"To be a council member, it's like being mayor of someone's neighborhood," Teddy Davis explains to me. Each council member represents 250,000 people, though perhaps less than ten percent will vote in a race for who gets to decide what happens to the land in their neighborhood. Davis is running for City Council for the 4th District, which spans a wide swath of Hollywood to Sherman Oaks, because as a native to the area he sees how he can apply the insight acquired working in L.A. City Hall and in D.C. covering politics for ABC. "I love how immediate and impactful it can be, right where people live."
At a time when development in Hollywood is rampant while infrastructure crumbles, having a voice in what happens to your community in Los Angeles can seem impossible. Having just released a documentary on an Ohio candidate that refused PAC money and party funds, I was struck to learn about a clean-money candidate in my own district. Davis explains, "I don't support the Manhattan-ization of Hollywood," and has such turned down money from real estate developers, even returning six thousand dollars in contributions. He also takes this stand with campaign cash from LADWP, which has refused to account for over $40 million of the city's money spent.
Running a campaign is a lengthy process with constant costs, no matter the office.
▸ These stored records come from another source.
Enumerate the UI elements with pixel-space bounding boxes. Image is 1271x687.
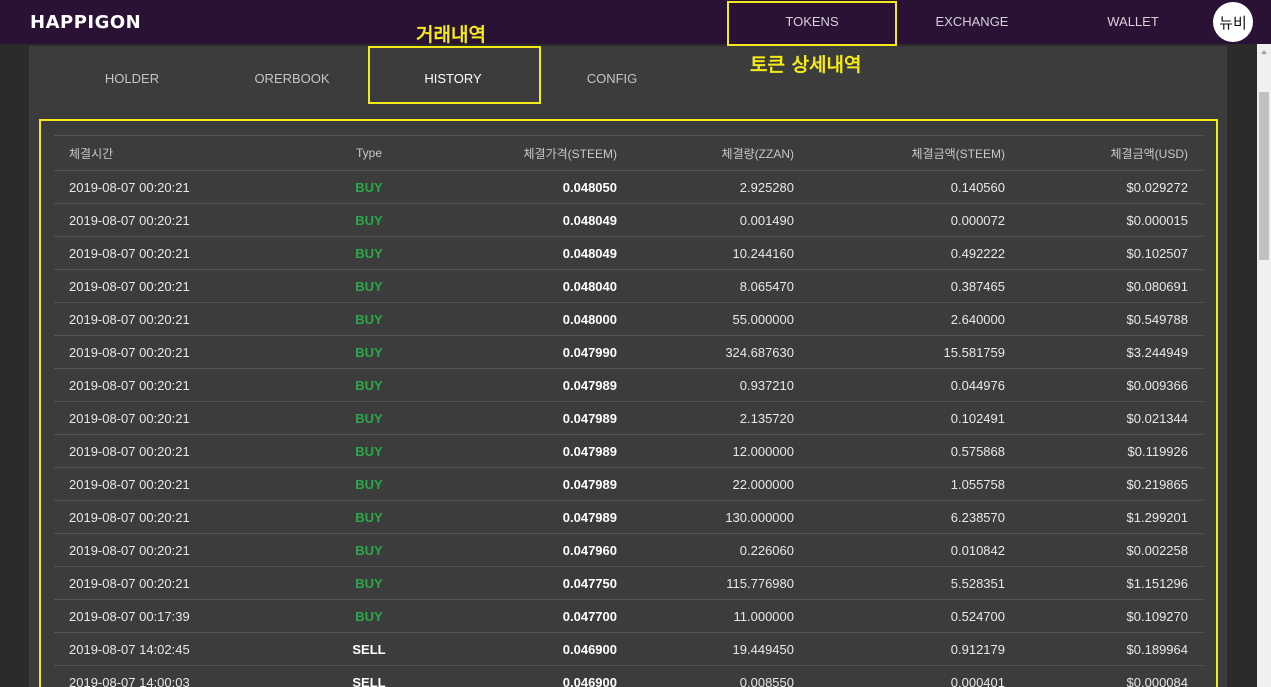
tab-holder[interactable]: HOLDER	[62, 71, 202, 86]
annotation-history-label: 거래내역	[416, 24, 486, 46]
user-avatar[interactable]: 뉴비	[1213, 2, 1253, 42]
scroll-up-arrow-icon[interactable]	[1261, 50, 1267, 54]
annotation-box-table	[39, 119, 1218, 687]
annotation-box-history-tab	[368, 46, 541, 104]
tab-orderbook[interactable]: ORERBOOK	[222, 71, 362, 86]
annotation-tokens-label: 토큰 상세내역	[750, 54, 862, 76]
nav-exchange[interactable]: EXCHANGE	[922, 14, 1022, 29]
tab-config[interactable]: CONFIG	[542, 71, 682, 86]
scrollbar-thumb[interactable]	[1259, 92, 1269, 260]
nav-wallet[interactable]: WALLET	[1083, 14, 1183, 29]
happigon-logo[interactable]: HAPPIGON	[30, 12, 141, 33]
top-navbar: HAPPIGON TOKENS EXCHANGE WALLET 뉴비	[0, 0, 1271, 44]
annotation-box-tokens	[727, 1, 897, 46]
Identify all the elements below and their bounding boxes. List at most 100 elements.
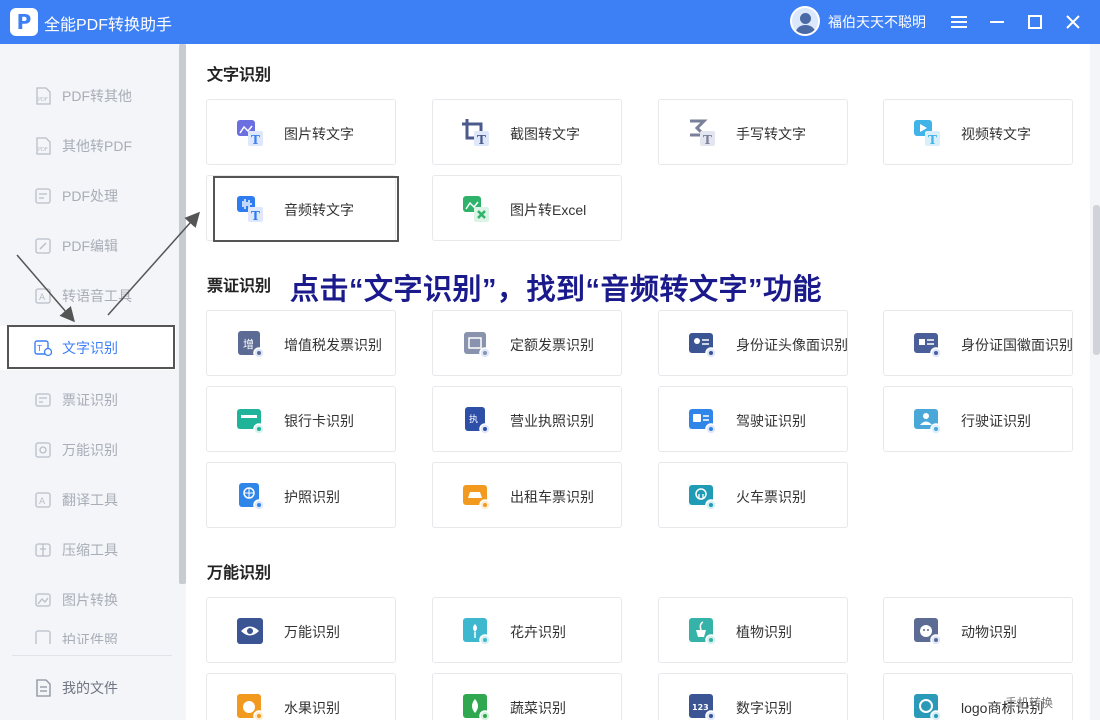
logo-trademark-icon (914, 694, 942, 720)
svg-text:T: T (477, 133, 486, 147)
card-label: 图片转文字 (284, 126, 354, 142)
fixed-invoice-icon (464, 332, 491, 359)
sidebar-item-label: 图片转换 (62, 592, 118, 608)
card-label: 视频转文字 (961, 126, 1031, 142)
card-label: 数字识别 (736, 700, 792, 716)
sidebar-item-label: 我的文件 (62, 680, 118, 696)
card-label: 截图转文字 (510, 126, 580, 142)
sidebar-item-pdf-edit[interactable]: PDF编辑 (0, 224, 176, 268)
sidebar-item-ticket-ocr[interactable]: 票证识别 (0, 378, 176, 422)
sidebar-item-label: 票证识别 (62, 392, 118, 408)
card-video-to-text[interactable]: T 视频转文字 (883, 99, 1073, 165)
folder-file-icon (36, 679, 51, 697)
menu-icon[interactable] (945, 8, 973, 36)
image-convert-icon (35, 593, 51, 607)
close-icon[interactable] (1059, 8, 1087, 36)
section-title-universal-ocr: 万能识别 (207, 565, 272, 582)
sidebar-item-id-photo[interactable]: 拍证件照 (0, 620, 176, 644)
card-business-license[interactable]: 执 营业执照识别 (432, 386, 622, 452)
card-label: 动物识别 (961, 624, 1017, 640)
screenshot-crop-icon: T (462, 119, 489, 147)
card-taxi-receipt[interactable]: 出租车票识别 (432, 462, 622, 528)
card-vehicle-license[interactable]: 行驶证识别 (883, 386, 1073, 452)
card-handwriting-to-text[interactable]: T 手写转文字 (658, 99, 848, 165)
id-card-front-icon (689, 333, 717, 359)
sidebar-item-translate[interactable]: A 翻译工具 (0, 478, 176, 522)
card-label: 行驶证识别 (961, 413, 1031, 429)
card-label: 银行卡识别 (284, 413, 354, 429)
card-vat-invoice[interactable]: 增 增值税发票识别 (206, 310, 396, 376)
card-id-back[interactable]: 身份证国徽面识别 (883, 310, 1073, 376)
animal-icon (914, 618, 942, 646)
sidebar-scrollbar[interactable] (179, 44, 186, 584)
business-license-icon: 执 (465, 407, 491, 435)
sidebar-item-label: PDF处理 (62, 188, 118, 204)
pdf-process-icon (35, 188, 51, 204)
sidebar-item-image-convert[interactable]: 图片转换 (0, 578, 176, 622)
sidebar-divider (12, 655, 172, 656)
sidebar-item-label: 转语音工具 (62, 288, 132, 304)
card-label: 出租车票识别 (510, 489, 594, 505)
train-icon (689, 485, 717, 511)
title-bar: P 全能PDF转换助手 福伯天天不聪明 (0, 0, 1100, 44)
highlight-box-audio-card (213, 176, 399, 242)
card-label: 水果识别 (284, 700, 340, 716)
card-label: 身份证头像面识别 (736, 337, 848, 353)
card-animal[interactable]: 动物识别 (883, 597, 1073, 663)
card-vegetable[interactable]: 蔬菜识别 (432, 673, 622, 720)
bank-card-icon (237, 409, 265, 435)
ticket-icon (35, 393, 51, 407)
sidebar-item-label: 拍证件照 (62, 632, 118, 644)
svg-text:A: A (39, 293, 46, 303)
handwriting-icon: T (690, 119, 715, 147)
maximize-icon[interactable] (1021, 8, 1049, 36)
card-fixed-invoice[interactable]: 定额发票识别 (432, 310, 622, 376)
card-label: 营业执照识别 (510, 413, 594, 429)
section-title-ticket-ocr: 票证识别 (207, 278, 272, 295)
card-label: 花卉识别 (510, 624, 566, 640)
sidebar-item-other-to-pdf[interactable]: PDF 其他转PDF (0, 124, 176, 168)
fruit-icon (237, 694, 265, 720)
user-name[interactable]: 福伯天天不聪明 (828, 12, 926, 32)
main-scrollbar[interactable] (1093, 205, 1100, 355)
card-universal[interactable]: 万能识别 (206, 597, 396, 663)
sidebar-item-my-files[interactable]: 我的文件 (0, 666, 176, 710)
card-bank-card[interactable]: 银行卡识别 (206, 386, 396, 452)
sidebar-item-pdf-to-other[interactable]: PDF PDF转其他 (0, 74, 176, 118)
sidebar-item-label: 压缩工具 (62, 542, 118, 558)
vat-invoice-icon: 增 (238, 331, 265, 359)
sidebar-item-compress[interactable]: 压缩工具 (0, 528, 176, 572)
section-title-text-ocr: 文字识别 (207, 67, 272, 84)
card-driver-license[interactable]: 驾驶证识别 (658, 386, 848, 452)
watermark: 手机转换 (1005, 696, 1054, 710)
card-image-to-excel[interactable]: 图片转Excel (432, 175, 622, 241)
card-label: 万能识别 (284, 624, 340, 640)
compress-icon (35, 543, 51, 557)
card-plant[interactable]: 植物识别 (658, 597, 848, 663)
eye-scan-icon (237, 618, 263, 644)
card-label: 身份证国徽面识别 (961, 337, 1073, 353)
image-excel-icon (463, 196, 489, 222)
sidebar-item-voice-tool[interactable]: A 转语音工具 (0, 274, 176, 318)
pdf-file-icon: PDF (36, 137, 51, 155)
card-image-to-text[interactable]: T 图片转文字 (206, 99, 396, 165)
minimize-icon[interactable] (983, 8, 1011, 36)
svg-text:T: T (703, 133, 712, 147)
card-train-ticket[interactable]: 火车票识别 (658, 462, 848, 528)
avatar[interactable] (790, 6, 820, 36)
card-number[interactable]: 123 数字识别 (658, 673, 848, 720)
voice-icon: A (35, 288, 51, 304)
sidebar-item-label: PDF转其他 (62, 88, 132, 104)
sidebar-item-universal-ocr[interactable]: 万能识别 (0, 428, 176, 472)
card-passport[interactable]: 护照识别 (206, 462, 396, 528)
card-label: 护照识别 (284, 489, 340, 505)
card-screenshot-to-text[interactable]: T 截图转文字 (432, 99, 622, 165)
card-label: 火车票识别 (736, 489, 806, 505)
card-flower[interactable]: 花卉识别 (432, 597, 622, 663)
svg-text:T: T (251, 133, 260, 147)
svg-text:执: 执 (469, 413, 478, 425)
card-id-front[interactable]: 身份证头像面识别 (658, 310, 848, 376)
pdf-edit-icon (35, 238, 51, 254)
card-fruit[interactable]: 水果识别 (206, 673, 396, 720)
sidebar-item-pdf-process[interactable]: PDF处理 (0, 174, 176, 218)
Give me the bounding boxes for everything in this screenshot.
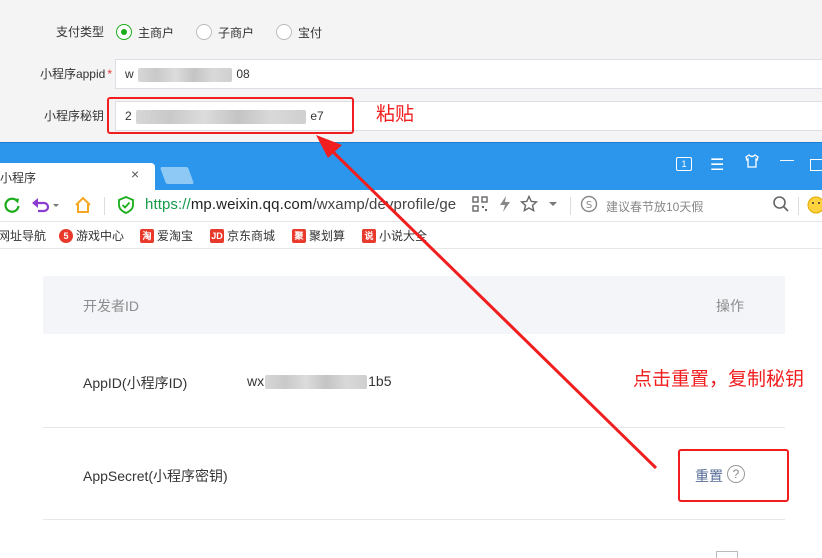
annotation-arrow bbox=[316, 135, 658, 470]
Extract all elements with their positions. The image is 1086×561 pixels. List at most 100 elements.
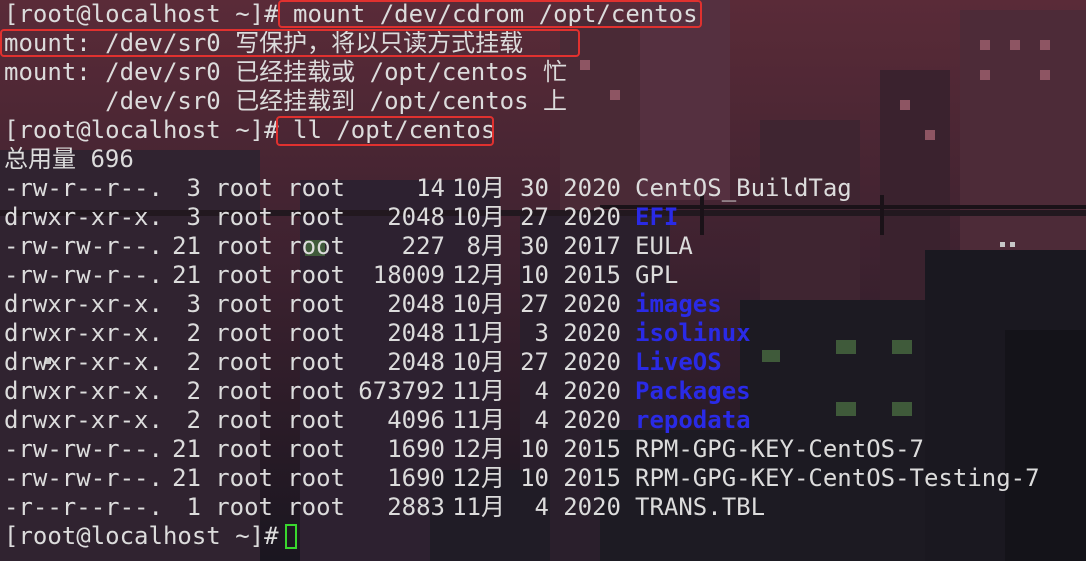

At a time when most Americans agree overwhelmingly that money has too much influence in politics, it can deter citizens from stepping up to serve their community, and allow vanity candidates to dilute the discourse and lose broader interest in elections. Davis is just one candidate in L.A. who is taking advantage of the matching funds system aimed at reducing big money's role in our government.
In the 1990s, Los Angeles ushered in a 2 to 1 matching funds system for candidates running for Mayor, City Attorney, Controller, or one of the 15 seats on L.A. City Council. This matching meant that if a citizen in the district contributed twenty bucks, the public funds system would then contribute double that amount, an additional forty, so that the candidate then has sixty bucks to spend on their campaign. In the coming year, the City Ethics Commission is expected to raise that amount to 6 to 1 matching. This form of public-backed campaign finance recognizes that corruption begins around the need for money, and that the public interest is served when candidates are focused on the public's interests, not the wealthiest few that can bankroll a campaign like a business investment.
Davis continues, "What you want really in a democracy is for everyone's voice to matter just as much as the next person's. And right now what we have is the ability for some people to give big sums of money, and they end up with an outsized influence on our system. And that's not what it's supposed to be. It's really supposed to be about everyone who wants to participate having an equal chance to influence their government."